I am now on the last day of my 7th week of Marathon training for the New Jersey Marathon, scheduled May 5th this year. Boy, it is not easy!
But then again, despite knowing so little about John Bingham, I only have his words– okay, not “only” but some— to look back on, look into, look forward even on my sh@ttest day of training: The miracle isn’t that I finished. The miracle is that I even had the courage to start.
It is one tough ordeal.
Approaching my 8th week tomorrow, I am quite yearning for the elusive 18th week when I can already stop what I am doing. At least, for 2 weeks, until I start on, possibly, another marathon training. By stopping I mean having all my nights free for me to do whatever, besides graduate school. By stopping all these mean not having to run to my locker after work and putting on the sneakers and heading to Central Park, while some of my colleagues mock me for running at night when you hear stories of mugging and flashing (by the way, a note: Central Park is safe at night, unless you are some dumb@ss, who takes inner roads, outside the Loop).
Stopping all these would include just heading home after work and picking up my 7-year old from the babysitter and have her tucked in bed by 2130, at the latest. Finishing the training would mean, giving my daughter the sleep she deserves because I couldn’t get her home on time.
Sigh. I do miss my life.
I miss just having to sleep and nap and Facebook on my days-off. I long for those days when I would, on a whim, take off and drive to the mall. I even miss those times when grad school requirements did not have to squabble with the need to run at a certain time, before the little girl finishes school and had to be rushed to piano lessons or Cathecism class (is Cathecism a class? Do I just say Cathecism or Cathecism class? Whatever that is.)

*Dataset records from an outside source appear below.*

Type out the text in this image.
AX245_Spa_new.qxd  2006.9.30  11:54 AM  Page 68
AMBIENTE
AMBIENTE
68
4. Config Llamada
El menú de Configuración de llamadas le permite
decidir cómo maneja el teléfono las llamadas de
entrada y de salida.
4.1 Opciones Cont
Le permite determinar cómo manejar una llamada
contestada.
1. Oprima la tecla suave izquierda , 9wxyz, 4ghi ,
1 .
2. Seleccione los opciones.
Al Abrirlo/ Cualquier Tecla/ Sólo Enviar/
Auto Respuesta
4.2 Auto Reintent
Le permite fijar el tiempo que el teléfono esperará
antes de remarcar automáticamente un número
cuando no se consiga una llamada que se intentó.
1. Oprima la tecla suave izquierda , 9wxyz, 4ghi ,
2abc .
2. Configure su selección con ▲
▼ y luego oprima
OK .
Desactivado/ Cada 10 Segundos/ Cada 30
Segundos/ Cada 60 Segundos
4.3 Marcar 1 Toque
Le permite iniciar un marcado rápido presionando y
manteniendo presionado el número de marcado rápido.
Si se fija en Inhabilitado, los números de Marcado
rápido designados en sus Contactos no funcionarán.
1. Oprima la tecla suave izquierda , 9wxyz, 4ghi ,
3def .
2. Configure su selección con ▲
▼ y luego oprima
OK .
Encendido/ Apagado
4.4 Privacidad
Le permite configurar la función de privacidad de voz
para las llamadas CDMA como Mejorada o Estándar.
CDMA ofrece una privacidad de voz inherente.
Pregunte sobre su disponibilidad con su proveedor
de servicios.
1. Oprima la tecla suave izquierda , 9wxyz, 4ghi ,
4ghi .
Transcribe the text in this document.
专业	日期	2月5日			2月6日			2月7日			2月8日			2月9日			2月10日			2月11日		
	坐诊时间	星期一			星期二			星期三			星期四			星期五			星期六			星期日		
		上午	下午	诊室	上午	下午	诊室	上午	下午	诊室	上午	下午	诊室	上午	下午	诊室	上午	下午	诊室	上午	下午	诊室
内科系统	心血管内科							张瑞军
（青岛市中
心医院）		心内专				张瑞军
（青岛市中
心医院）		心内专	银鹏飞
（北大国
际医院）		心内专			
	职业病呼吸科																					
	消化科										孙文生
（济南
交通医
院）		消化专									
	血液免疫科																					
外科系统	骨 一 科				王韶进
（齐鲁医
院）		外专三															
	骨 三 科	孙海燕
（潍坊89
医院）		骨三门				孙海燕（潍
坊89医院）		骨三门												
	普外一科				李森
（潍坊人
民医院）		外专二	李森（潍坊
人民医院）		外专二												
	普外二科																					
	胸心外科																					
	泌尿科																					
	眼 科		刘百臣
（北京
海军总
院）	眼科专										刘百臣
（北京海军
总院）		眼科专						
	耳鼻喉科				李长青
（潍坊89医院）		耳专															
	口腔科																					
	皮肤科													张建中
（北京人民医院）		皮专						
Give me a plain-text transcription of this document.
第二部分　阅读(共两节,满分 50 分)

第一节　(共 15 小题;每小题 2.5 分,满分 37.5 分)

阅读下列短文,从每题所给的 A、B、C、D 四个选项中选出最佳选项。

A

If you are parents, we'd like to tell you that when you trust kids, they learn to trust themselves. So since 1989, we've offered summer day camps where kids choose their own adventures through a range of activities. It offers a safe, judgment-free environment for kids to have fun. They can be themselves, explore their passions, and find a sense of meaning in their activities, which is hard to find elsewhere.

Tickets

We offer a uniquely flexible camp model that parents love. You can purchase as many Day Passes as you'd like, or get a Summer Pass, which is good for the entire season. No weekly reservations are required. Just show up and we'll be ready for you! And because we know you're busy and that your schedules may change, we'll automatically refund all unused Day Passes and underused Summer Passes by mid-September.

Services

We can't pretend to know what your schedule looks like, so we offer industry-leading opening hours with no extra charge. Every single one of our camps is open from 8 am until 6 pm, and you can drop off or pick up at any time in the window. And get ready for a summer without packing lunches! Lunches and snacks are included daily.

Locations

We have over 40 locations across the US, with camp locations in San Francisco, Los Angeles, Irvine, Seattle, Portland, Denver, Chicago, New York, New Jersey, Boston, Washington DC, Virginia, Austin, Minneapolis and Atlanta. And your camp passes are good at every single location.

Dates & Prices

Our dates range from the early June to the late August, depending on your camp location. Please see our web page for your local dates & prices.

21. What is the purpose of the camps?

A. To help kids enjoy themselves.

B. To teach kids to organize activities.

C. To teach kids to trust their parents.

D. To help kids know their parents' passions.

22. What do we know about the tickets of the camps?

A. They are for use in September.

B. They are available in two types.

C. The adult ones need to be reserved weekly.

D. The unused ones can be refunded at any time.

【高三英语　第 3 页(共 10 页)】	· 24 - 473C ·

I miss it. So terribly sometimes, too many times.
I miss moments when I do not sore. When I couldn’t care less about Epsom Salt. When my money went to Neiman Marcus rather than Running Warehouse.
Eleven more weeks. Yes, eleven more grueling weeks of intensive training. Eleven more when and I will have my priceless 2 weeks of no-running or so, according to the Hansons brothers and Luke.
But then again, looking ahead. What comes after the 11th week? It will be D-day. New Jersey Marathon. That, in itself, is the biggest hurdle. The meaning of all things I had to sacrifice and give up. 18 weeks and a dream translated into 26.2 miles of excitement, pain, and hopefully, joy and satisfaction of knowing I made the ultimate sacrifice for the love of this new life I found called running.
It is, in fact, 11 weeks more. Or only 11 weeks more. However way you want to look at it; half-empty, half-full. For now, I will have to linger and drown in the pool of physical pain. The somatization of everything else mental in what lies ahead in the 26.2-mile stretch of the suburb, parallel to the beautiful Atlantic Ocean.
It is painful. It is not easy. 11 more weeks. I’m heading that way. Will I finish? I will finish. But then again, that is besides the point. It is a miracle, by itself, that I even had the courage to start. And sacrifice. A lot. For now, that is all that matters.
Central Park from the 9th floor of the hospital where I work. On inclement weathers, I would either go out or climb up to check road conditions.